Half of CEOs now believe their job depends on getting AI right, according to BCG. That personal accountability is driving a shift in governance. Nearly three-quarters of CEOs say they're now their organization's primary decision-maker on AI, double the share from last year. When the CEO owns the outcome, execution tends to improve.
What Comes Next
The 2026-2030 period represents AI's commercial proving ground. By the end of this window, today's massive infrastructure investments will be largely operational, creating pressure to monetize these assets. The companies that built intelligently will see returns. Those that bought technology without strategy will write off their investments.
At Fusion AI, we advise clients to approach this moment with clear eyes. The pressure to prove ROI is real, but panic-driven metrics games won't help.
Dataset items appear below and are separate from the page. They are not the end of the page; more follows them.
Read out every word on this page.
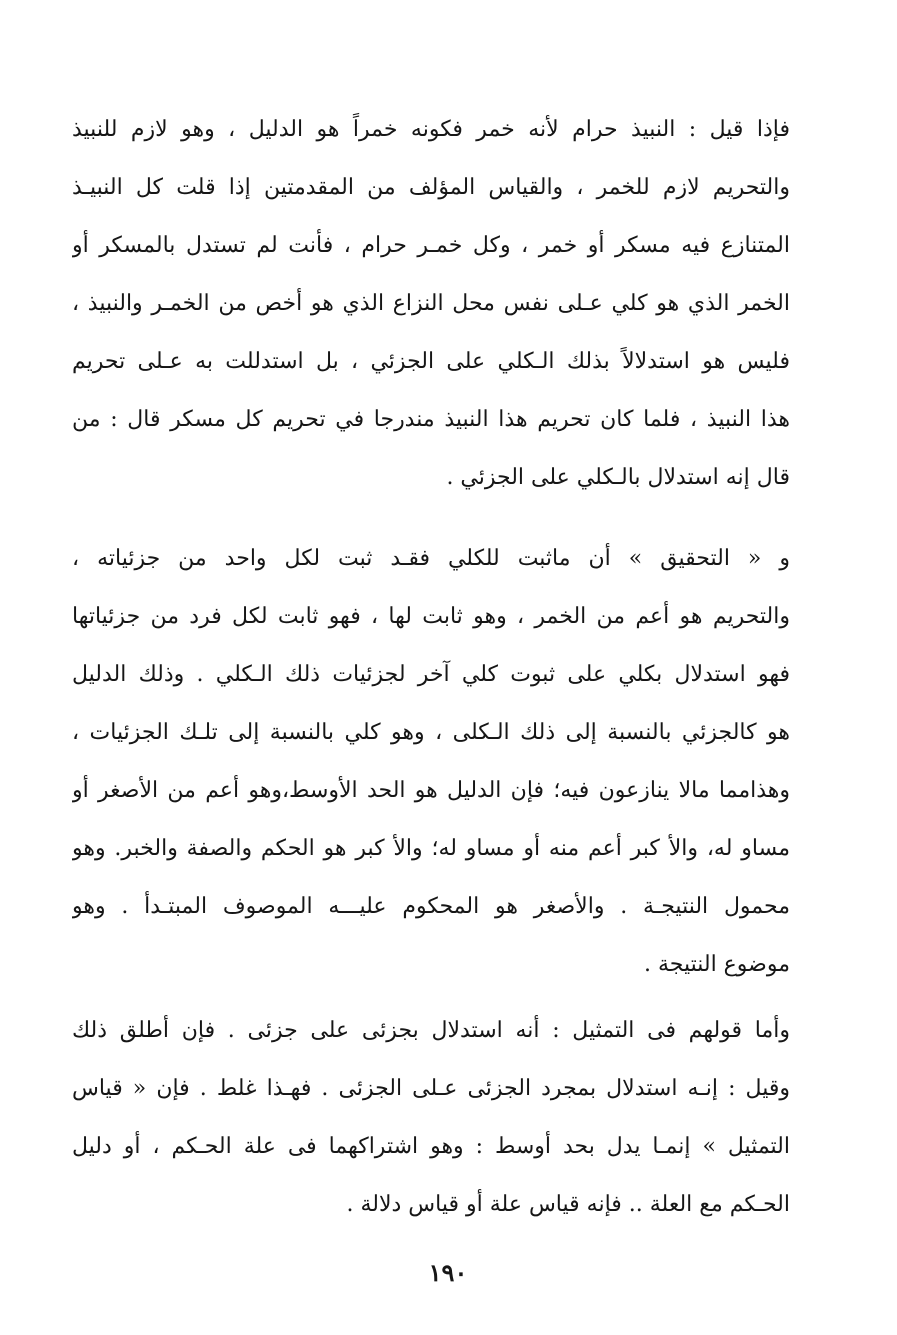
فإذا قيل : النبيذ حرام لأنه خمر فكونه خمراً هو الدليل ، وهو لازم للنبيذ
والتحريم لازم للخمر ، والقياس المؤلف من المقدمتين إذا قلت كل النبيـذ
المتنازع فيه مسكر أو خمر ، وكل خمـر حرام ، فأنت لم تستدل بالمسكر أو
الخمر الذي هو كلي عـلى نفس محل النزاع الذي هو أخص من الخمـر والنبيذ ،
فليس هو استدلالاً بذلك الـكلي على الجزئي ، بل استدللت به عـلى تحريم
هذا النبيذ ، فلما كان تحريم هذا النبيذ مندرجا في تحريم كل مسكر قال : من
قال إنه استدلال بالـكلي على الجزئي .
و « التحقيق » أن ماثبت للكلي فقـد ثبت لكل واحد من جزئياته ،
والتحريم هو أعم من الخمر ، وهو ثابت لها ، فهو ثابت لكل فرد من جزئياتها
فهو استدلال بكلي على ثبوت كلي آخر لجزئيات ذلك الـكلي . وذلك الدليل
هو كالجزئي بالنسبة إلى ذلك الـكلى ، وهو كلي بالنسبة إلى تلـك الجزئيات ،
وهذامما مالا ينازعون فيه؛ فإن الدليل هو الحد الأوسط،وهو أعم من الأصغر أو
مساو له، والأ كبر أعم منه أو مساو له؛ والأ كبر هو الحكم والصفة والخبر. وهو
محمول النتيجـة . والأصغر هو المحكوم عليـــه الموصوف المبتـدأ . وهو
موضوع النتيجة .
وأما قولهم فى التمثيل : أنه استدلال بجزئى على جزئى . فإن أطلق ذلك
وقيل : إنـه استدلال بمجرد الجزئى عـلى الجزئى . فهـذا غلط . فإن « قياس
التمثيل » إنمـا يدل بحد أوسط : وهو اشتراكهما فى علة الحـكم ، أو دليل
الحـكم مع العلة .. فإنه قياس علة أو قياس دلالة .
١٩٠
What matters is selecting high-impact use cases, integrating AI deeply into operations, and measuring outcomes honestly. Ninety-four percent of companies plan to keep investing even without immediate returns, according to BCG. That patience only makes sense if it's coupled with rigorous learning.
The show-me-the-money moment has arrived. For some companies, 2026 will vindicate years of investment. For others, it will expose how much was spent on technology that never found its purpose. The difference won't be determined by which models they use or how much they spend. It will come down to whether they built AI into their business or just bought AI for their business. That distinction, as it turns out, is worth billions.